Updating environments

What if you forgot a dependency? Or during the development of your project you realize that you need a new dependency? Or you don’t need some dependency anymore?

  1. Modify the environment.yml or requirements.txt file.

  2. Either remove your environment and create a new one, or update the existing one:

  • Update the environment by running:

    $ conda env update --file environment.yml
    
  • Or equivalently:

    $ mamba env update --file environment.yml
    

Pinning package versions

Let us look at the environment.yml which we used to set up the environment for this progression course. Dependencies are listed without version numbers. Should we pin the versions?

  • Both pip and conda ecosystems and all the tools that we have mentioned support pinning versions.

  • It is possible to define a range of versions instead of precise versions.
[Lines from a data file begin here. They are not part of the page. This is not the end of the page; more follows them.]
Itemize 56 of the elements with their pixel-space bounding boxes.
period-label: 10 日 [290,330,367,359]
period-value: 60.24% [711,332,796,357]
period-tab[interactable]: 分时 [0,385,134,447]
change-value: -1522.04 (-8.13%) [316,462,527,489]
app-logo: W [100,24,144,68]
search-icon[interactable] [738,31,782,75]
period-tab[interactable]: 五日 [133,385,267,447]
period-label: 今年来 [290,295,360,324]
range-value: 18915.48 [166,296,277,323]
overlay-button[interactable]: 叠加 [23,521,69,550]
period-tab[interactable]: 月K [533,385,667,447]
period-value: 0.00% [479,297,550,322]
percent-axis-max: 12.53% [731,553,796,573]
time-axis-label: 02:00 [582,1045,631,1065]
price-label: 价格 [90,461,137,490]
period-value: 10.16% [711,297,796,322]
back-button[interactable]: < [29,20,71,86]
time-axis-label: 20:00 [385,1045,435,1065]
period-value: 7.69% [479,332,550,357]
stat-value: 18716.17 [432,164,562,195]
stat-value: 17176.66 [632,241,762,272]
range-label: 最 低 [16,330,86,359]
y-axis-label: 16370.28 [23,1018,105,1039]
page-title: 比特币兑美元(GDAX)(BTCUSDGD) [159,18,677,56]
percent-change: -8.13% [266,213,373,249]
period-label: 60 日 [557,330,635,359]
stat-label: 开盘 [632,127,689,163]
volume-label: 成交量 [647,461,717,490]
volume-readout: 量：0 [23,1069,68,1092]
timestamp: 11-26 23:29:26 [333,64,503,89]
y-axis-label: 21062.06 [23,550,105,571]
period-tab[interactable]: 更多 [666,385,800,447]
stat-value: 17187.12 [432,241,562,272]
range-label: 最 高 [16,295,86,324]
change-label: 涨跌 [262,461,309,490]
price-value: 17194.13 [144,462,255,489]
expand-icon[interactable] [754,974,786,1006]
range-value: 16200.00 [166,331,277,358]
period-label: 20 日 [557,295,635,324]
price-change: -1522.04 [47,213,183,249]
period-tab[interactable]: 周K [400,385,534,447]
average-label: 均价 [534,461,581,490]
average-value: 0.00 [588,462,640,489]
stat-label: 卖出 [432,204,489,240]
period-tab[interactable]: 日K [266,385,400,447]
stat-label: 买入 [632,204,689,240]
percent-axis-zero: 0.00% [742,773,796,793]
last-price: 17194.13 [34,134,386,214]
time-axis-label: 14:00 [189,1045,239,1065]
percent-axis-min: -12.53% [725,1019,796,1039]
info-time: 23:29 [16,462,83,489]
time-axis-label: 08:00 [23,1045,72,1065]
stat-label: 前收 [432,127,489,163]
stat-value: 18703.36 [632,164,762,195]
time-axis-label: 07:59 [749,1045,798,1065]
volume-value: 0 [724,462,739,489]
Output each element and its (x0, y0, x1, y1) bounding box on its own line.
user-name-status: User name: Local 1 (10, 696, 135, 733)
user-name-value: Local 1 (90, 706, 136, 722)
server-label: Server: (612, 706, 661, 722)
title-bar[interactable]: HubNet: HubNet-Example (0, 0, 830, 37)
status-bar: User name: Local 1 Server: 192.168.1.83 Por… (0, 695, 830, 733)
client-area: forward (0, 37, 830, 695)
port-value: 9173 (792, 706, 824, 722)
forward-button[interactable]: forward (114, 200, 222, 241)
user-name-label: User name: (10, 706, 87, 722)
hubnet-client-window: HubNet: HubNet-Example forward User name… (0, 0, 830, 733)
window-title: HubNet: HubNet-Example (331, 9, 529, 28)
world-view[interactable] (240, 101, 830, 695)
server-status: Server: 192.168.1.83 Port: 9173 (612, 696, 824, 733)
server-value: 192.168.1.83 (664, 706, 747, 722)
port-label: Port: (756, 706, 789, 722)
  • While your project is still in progress, I often use latest versions and do not pin them.

  • When publishing the script or notebook, it is a good idea to pin the versions to ensure that the code can be run in the future.

  • Remember that at some point in time you will face a situation where newer versions of the dependencies are no longer compatible with your software. At this point you’ll have to update your software to use the newer versions or to lock it into a place in time.

Managing dependencies on a supercomputer

  • Additional challenges:

    • Storage quotas: Do not install dependencies in your home directory. A conda environment can easily contain 100k files.

    • Network file systems struggle with many small files. Conda environments often contain many small files.

  • Possible solutions:

    • Try Pixi (modern take on managing Conda environments) and uv (modern take on managing virtual environments). Blog post: Using Pixi and uv on a supercomputer

    • Install your environment on the fly into a scratch directory on local disk (not the network file system).

    • Install your environment on the fly into a RAM disk/drive.

    • Containerize your environment into a container image.


Keypoints

  • Being able to communicate your dependencies is not only nice for others, but also for your future self or the next PhD student or post-doc.

  • If you ask somebody to help you with your code, they will ask you for the dependencies.